During Fall Orientation, on August 25th, the Department of Computer Science (CS) at Stony Brook University (SBU) held a ceremony to present its faculty and staff with a number of recognition awards. During the ceremony, over 10 awards were given to faculty and staff in acknowledgment of their excellence in research, teaching and service. 

During the ceremony, the newly established Kieburtz Young Scholar in Computer Science award was presented to CS faculty member Donald Porter. The Kieburtz Award was established in 2014 in memory of Dr. Richard Kieburtz, the founding chair of SBU’s Department of Computer Science. 

Upon receiving the award, Porter said, “I am humbled and honored to be selected for this award. Kieburtz was an exemplary scholar whose research continued throughout his life.”  Porter is an Assistant Professor of Computer Science at SBU who received his PhD in Computer Science from the University of Texas at Austin in 2010. In 2012, Porter also received the National Science Foundation Faculty Early Career Development (CAREER) Program award for his project, Beyond Virtual Hardware: VMM/OS Co-Design for Lightweight, Flexible Virtualization.

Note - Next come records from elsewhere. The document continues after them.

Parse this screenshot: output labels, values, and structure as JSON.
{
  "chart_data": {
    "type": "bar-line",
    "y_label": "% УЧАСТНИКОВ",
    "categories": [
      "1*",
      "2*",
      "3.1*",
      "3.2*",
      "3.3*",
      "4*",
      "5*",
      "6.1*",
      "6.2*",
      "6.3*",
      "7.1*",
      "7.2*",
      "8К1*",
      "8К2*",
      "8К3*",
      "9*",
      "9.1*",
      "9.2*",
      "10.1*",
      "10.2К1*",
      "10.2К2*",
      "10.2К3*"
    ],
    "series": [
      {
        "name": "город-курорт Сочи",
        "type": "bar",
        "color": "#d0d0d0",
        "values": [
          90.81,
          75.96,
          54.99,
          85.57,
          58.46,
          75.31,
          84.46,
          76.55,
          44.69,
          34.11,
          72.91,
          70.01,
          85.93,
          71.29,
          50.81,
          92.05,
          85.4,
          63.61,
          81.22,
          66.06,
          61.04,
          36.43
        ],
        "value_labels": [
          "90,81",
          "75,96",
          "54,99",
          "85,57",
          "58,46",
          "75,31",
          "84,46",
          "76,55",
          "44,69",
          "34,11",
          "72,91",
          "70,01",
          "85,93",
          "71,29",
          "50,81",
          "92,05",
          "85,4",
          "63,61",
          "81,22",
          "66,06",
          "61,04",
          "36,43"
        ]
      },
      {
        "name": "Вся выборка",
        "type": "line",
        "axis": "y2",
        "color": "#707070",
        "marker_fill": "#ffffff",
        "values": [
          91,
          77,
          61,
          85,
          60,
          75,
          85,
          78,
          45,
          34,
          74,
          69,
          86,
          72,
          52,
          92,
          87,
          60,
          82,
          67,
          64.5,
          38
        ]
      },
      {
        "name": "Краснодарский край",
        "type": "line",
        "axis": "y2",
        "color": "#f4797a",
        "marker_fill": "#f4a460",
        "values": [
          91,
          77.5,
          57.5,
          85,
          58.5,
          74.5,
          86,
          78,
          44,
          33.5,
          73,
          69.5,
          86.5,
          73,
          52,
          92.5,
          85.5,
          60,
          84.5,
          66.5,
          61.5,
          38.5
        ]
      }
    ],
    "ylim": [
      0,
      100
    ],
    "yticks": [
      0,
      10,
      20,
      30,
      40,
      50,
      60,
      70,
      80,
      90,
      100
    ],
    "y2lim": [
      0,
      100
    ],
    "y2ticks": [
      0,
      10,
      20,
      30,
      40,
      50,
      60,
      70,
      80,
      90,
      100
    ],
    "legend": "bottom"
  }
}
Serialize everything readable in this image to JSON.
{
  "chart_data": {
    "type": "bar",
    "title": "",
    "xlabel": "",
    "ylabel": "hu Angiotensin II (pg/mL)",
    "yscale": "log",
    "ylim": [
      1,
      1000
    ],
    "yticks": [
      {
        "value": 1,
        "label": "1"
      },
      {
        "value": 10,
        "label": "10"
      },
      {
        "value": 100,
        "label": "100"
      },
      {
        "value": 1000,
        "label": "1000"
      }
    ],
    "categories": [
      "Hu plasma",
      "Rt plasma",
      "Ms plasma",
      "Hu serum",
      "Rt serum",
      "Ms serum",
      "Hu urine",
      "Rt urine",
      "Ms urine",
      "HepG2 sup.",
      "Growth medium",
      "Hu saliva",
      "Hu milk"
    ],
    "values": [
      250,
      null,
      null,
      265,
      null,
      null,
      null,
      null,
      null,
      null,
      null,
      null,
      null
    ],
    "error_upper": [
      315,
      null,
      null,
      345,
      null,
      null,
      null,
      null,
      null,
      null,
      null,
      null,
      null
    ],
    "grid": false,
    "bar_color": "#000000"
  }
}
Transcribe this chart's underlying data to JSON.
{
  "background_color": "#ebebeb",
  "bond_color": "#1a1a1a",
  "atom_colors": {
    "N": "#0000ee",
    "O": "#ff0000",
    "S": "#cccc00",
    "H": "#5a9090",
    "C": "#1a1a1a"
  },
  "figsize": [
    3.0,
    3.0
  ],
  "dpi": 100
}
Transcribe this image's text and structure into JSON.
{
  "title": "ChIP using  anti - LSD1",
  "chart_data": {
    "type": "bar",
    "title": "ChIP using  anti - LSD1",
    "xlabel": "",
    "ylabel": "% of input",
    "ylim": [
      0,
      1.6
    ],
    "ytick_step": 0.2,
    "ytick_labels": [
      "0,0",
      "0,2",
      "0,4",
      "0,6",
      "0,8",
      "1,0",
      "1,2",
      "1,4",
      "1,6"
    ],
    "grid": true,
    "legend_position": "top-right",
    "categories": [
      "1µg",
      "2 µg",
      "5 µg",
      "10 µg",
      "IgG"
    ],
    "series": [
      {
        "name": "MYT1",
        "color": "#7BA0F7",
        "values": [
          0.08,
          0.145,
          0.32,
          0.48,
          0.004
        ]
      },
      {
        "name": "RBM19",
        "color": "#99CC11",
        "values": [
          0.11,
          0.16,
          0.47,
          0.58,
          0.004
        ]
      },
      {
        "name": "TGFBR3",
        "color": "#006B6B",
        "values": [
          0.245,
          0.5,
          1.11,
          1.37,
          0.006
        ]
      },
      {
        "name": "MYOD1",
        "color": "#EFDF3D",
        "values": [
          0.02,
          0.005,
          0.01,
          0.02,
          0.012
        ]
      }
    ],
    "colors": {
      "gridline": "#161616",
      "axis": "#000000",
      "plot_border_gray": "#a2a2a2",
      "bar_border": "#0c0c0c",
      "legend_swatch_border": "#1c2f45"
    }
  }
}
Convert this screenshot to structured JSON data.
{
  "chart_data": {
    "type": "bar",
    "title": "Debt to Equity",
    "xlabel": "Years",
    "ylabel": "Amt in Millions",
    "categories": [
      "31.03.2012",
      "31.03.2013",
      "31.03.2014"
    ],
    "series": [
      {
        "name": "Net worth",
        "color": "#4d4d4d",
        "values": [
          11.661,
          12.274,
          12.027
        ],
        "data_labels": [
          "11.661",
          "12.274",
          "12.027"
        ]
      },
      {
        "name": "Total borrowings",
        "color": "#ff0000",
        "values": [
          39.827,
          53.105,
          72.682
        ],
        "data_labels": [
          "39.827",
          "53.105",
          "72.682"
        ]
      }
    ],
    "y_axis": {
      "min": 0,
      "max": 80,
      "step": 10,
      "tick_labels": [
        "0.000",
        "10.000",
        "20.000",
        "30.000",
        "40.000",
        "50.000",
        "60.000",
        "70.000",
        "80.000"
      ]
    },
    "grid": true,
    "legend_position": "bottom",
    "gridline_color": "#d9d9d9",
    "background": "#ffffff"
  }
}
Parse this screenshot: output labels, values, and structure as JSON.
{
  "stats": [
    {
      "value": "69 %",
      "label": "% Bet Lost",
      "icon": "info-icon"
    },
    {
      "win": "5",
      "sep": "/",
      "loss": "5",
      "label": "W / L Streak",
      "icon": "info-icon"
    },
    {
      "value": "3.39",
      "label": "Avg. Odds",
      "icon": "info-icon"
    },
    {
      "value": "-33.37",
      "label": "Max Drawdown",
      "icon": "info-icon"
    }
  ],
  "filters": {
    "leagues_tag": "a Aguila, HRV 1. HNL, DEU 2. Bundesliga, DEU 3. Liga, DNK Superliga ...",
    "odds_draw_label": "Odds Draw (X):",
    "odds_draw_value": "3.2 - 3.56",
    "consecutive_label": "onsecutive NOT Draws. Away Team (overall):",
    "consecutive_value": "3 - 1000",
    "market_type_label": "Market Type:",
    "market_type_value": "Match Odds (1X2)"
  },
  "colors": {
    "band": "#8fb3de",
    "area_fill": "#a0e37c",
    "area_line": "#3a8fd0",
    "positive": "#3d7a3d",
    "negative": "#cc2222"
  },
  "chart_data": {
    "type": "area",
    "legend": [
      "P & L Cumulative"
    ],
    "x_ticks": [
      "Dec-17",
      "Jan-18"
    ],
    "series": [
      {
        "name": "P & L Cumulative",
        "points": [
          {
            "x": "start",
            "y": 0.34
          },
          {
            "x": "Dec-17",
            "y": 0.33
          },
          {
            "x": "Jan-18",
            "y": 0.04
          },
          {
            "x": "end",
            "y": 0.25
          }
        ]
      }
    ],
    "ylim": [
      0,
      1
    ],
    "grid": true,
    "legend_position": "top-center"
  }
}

According to Dr. Ari Kaufman, Chairman of the CS department, the Kieburtz Award was created for preeminent starting scholars in computer science in honor of Dr. Kieburtz’s passion for computer science education. “He is the only person that I know who has established two computer science departments from the ground-up,” says Kaufman. Richard Kieburtz, who passed away in November 2013, became the founding chair of Stony Brook’s Department of Computer Science in 1969; he and later went on to establish the department of computer science and engineering at Oregon Health and Science University. Kieburtz received his PhD in Electrical Engineering at the University of Washington. After his postdoctoral studies at Stanford University, Kieburtz changed his academic focus to computer science. Kieburtz’s widow, Nancy Kieburtz, said that the award created in her late husband’s memory is a “Lovely idea and I know how pleased Dick would be.”

About the Department

The Department of Computer Science at SBU is ranked among the top 20 computer science departments in the nation. Interdisciplinary collaboration and research recognition elevates and attracts internationally renowned faculty who have made significant contributions in visual computing, networking, computer systems, cybersecurity, algorithms, verification, and intelligent computing.